Area craftsmen will take Pilgrimage visitors back to simpler times with an Artisans’ Fair in Heritage Village on Friday and Saturday from 1-5 pm. Admission is free.
Located on McLeod Avenue near Sturdivant Hall, the little park with 19th Century buildings will host a potter, quilter, basket weaver, soap maker and more. Some of the work will also be for sale.

Artisans include:
Allen Ham, a fifth-generation potter, who will demonstrate traditional pottery techniques. Alabama is rich in a variety of clays, and early potters sculpted everything from dinner plates, bowls, mugs, pitchers, crocks and churns. Later, they also made brick, flower pots and grave markers.
Ham hails from the well-known Ham family that has been making pottery for 150 years. His grandfather, Herndon Miller, made pottery at a Highway 5 shop in Brent.
Ham’s exhibitions include the American Folk Festival, Smithsonian Institution; The Alabama Clay Conference, Kentuck Festival of the Arts and The Birmingham Museum of Art.

Laura Spencer, a soap maker and candle maker in Marion Junction, embodies the idea of living life as naturally as possible.

She makes soap with goat milk produced on her family’s farm and candles from beeswax. She also makes body butters using natural products. Laura plans to bring some of her chickens and goats so that visitors can see how people can have a backyard farm and live more organically.
Betty Bain, a basket weaver, uses woods such as ash, cane, reed and white oak to create baskets that are as aesthetically pleasing as they are useful. She gives each basket a name to describe its use and to personalize it.Betty will demonstrate how she weaves these works of art into beautiful treasures. She makes anything from small pouch gift baskets to beach totes. She’s also known for her creative use of unusual items such as deer antlers into her baskets.
Jeanann Szymanski not only makes quilts, but she is an historian when it comes to early 20th Century sewing. She will display some of her early sewing machines and quilt patterns and demonstrate her sewing and quilting techniques.
John Mott will demonstrate his blacksmithing skills on Saturday afternoon.Mott forges nails and other tools that were commonly made by young blacksmith apprentices in the late 1800s.
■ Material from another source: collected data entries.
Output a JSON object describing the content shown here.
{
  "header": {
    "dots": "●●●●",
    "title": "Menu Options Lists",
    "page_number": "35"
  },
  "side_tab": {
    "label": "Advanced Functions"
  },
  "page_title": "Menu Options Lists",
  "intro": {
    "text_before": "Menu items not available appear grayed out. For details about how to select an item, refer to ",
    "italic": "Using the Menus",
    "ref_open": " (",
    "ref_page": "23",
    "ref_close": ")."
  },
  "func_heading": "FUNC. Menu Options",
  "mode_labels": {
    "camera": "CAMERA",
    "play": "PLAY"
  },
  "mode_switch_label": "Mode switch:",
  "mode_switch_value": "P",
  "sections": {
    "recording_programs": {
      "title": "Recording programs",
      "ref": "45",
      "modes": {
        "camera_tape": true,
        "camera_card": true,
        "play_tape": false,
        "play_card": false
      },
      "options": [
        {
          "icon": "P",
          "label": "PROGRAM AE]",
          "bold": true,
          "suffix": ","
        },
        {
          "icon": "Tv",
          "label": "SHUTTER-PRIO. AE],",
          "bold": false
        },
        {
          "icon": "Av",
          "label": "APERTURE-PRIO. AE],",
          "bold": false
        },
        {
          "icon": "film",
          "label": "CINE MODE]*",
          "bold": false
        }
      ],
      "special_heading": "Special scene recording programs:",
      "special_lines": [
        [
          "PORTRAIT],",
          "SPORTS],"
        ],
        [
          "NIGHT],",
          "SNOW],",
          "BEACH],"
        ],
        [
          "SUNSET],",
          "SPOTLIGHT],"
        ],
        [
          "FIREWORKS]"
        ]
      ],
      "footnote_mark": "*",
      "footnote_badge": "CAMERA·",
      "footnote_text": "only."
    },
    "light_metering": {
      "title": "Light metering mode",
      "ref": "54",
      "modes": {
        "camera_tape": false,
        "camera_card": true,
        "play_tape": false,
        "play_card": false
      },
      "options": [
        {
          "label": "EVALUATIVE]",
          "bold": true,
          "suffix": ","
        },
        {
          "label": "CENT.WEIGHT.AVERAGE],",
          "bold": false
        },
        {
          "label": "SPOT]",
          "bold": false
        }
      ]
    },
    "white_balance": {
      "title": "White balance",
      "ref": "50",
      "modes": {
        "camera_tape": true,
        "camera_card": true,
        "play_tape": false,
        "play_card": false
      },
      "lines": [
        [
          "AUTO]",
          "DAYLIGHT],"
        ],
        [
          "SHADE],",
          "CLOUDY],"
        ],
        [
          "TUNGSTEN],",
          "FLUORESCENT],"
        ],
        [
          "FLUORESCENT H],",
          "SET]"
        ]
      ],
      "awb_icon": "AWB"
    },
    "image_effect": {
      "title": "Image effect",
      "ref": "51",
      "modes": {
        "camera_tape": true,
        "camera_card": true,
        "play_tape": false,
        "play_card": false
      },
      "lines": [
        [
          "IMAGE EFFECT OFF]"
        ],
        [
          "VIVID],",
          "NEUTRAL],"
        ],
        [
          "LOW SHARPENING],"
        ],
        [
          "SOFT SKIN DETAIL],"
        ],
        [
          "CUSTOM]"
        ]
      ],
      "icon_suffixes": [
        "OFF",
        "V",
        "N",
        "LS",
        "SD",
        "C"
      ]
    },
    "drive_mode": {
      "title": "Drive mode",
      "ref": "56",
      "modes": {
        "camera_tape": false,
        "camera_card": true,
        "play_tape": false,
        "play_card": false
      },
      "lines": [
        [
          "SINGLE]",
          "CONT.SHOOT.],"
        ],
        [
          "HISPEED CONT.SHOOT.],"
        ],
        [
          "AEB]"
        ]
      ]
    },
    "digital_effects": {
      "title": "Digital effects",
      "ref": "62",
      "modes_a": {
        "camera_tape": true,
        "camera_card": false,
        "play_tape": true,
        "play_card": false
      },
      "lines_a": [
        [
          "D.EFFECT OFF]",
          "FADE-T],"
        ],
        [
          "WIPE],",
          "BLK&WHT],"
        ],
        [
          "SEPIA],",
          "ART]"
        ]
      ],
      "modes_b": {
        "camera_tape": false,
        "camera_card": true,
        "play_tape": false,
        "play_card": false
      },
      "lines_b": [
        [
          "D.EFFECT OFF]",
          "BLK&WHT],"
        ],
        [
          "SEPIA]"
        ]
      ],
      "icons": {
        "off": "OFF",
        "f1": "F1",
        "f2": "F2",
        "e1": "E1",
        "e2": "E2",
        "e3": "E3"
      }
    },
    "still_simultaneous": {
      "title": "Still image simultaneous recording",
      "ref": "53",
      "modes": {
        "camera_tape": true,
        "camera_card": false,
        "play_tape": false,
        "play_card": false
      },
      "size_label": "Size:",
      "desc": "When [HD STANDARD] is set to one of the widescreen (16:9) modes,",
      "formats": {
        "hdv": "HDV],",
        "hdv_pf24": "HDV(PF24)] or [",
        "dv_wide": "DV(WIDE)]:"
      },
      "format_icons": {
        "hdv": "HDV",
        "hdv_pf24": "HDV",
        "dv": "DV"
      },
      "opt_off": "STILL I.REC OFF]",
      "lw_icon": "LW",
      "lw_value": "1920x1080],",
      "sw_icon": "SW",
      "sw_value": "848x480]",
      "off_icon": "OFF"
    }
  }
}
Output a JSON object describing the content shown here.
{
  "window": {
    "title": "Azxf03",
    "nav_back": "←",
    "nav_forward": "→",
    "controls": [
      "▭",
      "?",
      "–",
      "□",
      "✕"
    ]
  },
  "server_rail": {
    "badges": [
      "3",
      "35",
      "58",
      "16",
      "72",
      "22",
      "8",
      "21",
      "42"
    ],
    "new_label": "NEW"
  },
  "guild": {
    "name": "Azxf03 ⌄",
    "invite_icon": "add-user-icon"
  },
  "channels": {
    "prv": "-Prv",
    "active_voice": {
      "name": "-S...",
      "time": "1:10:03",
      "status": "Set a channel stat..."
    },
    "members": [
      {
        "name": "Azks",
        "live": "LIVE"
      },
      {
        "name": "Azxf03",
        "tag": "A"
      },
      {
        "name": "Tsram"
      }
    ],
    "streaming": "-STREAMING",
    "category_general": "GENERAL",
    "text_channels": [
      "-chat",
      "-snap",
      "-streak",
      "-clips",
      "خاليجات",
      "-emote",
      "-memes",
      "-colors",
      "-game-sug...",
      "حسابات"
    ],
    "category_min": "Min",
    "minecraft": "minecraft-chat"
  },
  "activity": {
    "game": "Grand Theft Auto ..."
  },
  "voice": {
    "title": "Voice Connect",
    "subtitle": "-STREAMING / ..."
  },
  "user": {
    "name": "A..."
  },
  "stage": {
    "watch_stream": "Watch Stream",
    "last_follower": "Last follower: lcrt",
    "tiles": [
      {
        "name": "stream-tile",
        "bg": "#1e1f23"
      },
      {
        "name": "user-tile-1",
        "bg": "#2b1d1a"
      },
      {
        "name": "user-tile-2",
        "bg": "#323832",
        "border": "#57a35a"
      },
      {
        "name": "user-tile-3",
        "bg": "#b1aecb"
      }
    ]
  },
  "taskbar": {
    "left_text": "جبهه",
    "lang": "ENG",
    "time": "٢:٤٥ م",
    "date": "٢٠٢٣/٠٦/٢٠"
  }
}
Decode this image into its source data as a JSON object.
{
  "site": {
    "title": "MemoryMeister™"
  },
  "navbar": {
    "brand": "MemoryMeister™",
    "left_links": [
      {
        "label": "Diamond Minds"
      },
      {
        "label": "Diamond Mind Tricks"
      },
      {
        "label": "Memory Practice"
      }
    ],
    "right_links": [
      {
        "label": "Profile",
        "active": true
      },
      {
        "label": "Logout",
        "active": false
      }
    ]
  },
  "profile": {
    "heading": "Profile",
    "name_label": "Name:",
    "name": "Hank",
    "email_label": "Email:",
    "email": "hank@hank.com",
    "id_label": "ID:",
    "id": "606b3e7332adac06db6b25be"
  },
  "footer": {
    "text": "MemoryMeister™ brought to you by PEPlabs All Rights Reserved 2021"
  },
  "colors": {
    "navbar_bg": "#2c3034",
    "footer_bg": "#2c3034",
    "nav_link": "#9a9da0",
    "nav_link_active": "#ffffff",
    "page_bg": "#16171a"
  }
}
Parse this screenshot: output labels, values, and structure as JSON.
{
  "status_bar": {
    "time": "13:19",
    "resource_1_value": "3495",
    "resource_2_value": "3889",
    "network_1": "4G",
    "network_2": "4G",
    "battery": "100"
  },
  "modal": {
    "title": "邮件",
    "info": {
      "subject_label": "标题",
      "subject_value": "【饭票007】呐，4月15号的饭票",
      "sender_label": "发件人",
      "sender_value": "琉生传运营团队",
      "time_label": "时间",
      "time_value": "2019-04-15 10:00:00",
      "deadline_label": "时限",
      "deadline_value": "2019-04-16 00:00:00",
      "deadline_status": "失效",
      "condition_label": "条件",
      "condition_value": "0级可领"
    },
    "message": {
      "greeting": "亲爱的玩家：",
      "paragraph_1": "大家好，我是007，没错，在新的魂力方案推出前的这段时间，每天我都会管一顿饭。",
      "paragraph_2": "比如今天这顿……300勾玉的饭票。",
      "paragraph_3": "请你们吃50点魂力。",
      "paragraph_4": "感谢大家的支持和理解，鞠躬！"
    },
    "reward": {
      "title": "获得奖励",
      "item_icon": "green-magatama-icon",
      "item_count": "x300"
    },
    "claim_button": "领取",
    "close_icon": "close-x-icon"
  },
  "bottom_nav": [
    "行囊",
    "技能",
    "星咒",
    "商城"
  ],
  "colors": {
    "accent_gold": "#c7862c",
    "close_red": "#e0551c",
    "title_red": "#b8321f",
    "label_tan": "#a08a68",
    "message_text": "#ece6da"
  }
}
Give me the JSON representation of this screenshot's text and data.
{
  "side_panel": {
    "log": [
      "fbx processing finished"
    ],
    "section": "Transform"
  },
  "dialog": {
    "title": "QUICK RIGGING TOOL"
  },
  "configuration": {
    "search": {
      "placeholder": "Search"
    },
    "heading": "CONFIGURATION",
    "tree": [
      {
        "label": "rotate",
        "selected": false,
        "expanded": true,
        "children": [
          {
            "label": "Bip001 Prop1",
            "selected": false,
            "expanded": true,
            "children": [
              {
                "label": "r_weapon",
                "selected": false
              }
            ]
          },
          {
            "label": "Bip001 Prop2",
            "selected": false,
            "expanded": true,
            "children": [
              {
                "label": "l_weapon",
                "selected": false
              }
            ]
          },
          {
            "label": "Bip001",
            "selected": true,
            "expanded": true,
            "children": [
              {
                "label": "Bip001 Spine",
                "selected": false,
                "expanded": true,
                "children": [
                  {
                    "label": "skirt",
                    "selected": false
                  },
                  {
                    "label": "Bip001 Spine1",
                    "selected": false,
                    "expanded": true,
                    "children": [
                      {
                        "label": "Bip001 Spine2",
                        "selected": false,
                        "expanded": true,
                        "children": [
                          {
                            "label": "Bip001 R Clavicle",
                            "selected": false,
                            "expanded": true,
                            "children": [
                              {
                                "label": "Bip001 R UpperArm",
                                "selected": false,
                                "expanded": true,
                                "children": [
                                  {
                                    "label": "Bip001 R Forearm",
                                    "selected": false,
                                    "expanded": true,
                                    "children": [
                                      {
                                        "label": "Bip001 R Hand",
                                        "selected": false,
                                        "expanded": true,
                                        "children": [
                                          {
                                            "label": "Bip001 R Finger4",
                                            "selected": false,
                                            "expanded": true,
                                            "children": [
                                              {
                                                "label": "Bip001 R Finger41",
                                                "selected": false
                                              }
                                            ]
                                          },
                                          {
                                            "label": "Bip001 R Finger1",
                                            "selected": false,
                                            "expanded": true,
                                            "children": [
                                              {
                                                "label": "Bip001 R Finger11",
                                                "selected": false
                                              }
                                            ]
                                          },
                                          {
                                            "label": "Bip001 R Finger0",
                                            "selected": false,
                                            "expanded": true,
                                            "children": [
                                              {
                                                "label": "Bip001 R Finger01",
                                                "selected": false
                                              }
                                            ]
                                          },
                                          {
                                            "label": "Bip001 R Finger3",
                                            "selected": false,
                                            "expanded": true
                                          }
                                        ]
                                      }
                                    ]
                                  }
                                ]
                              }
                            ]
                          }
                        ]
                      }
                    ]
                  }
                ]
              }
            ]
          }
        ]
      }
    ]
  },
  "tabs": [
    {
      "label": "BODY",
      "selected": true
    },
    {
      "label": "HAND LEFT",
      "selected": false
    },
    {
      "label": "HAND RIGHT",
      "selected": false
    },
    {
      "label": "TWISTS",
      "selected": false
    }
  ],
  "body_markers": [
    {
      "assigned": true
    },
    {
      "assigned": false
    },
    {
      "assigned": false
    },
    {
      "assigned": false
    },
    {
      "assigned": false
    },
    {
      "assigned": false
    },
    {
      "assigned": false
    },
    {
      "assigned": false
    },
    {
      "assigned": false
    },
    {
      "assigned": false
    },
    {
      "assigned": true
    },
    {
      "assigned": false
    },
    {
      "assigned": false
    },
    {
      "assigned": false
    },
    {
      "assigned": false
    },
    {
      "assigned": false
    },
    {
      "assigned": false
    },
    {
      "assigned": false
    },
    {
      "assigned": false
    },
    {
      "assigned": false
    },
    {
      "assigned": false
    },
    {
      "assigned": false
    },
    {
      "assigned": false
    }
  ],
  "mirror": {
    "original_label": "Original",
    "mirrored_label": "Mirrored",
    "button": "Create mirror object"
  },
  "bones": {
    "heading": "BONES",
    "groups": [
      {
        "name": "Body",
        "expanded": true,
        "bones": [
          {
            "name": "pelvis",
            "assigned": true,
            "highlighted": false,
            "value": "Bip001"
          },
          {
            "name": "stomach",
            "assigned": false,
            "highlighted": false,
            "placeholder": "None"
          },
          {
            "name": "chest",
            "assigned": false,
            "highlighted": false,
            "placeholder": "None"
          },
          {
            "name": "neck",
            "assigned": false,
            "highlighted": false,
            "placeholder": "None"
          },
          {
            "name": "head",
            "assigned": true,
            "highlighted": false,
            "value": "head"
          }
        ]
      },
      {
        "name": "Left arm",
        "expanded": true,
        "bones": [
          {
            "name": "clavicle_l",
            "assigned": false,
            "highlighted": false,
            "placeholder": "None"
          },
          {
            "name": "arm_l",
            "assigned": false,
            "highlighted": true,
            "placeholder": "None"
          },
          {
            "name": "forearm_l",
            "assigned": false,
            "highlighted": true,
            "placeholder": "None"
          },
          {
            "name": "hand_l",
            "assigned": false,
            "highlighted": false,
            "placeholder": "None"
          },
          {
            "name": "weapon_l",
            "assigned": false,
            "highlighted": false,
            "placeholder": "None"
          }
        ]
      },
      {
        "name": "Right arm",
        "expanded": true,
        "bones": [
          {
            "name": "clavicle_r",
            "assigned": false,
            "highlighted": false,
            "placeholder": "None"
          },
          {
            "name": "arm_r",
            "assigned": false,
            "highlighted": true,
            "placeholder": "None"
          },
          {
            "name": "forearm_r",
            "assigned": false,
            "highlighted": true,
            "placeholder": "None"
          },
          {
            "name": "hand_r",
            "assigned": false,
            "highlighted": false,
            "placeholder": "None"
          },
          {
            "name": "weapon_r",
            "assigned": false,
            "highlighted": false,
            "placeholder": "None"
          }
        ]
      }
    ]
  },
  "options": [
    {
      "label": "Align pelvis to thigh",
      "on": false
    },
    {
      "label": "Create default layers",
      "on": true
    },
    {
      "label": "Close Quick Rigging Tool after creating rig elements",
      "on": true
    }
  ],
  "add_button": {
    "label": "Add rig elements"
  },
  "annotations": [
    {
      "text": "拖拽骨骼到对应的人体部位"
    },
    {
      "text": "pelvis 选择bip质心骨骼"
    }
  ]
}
He became interested in the craft as a Civil War re-enactor, “and it’s a facet that I thought needed to be shown to kids.”
While he annually participates in the school tour days at the Battle of Selma, Mott said that blacksmithing also fits with Pilgrimage, and he previously has conducted demonstrations at The Foundry during past events.
Mott learned blacksmithing through books and the people he met through the Alabama Forge Council, which meets twice a year at Tannehill Ironworks Historic Park.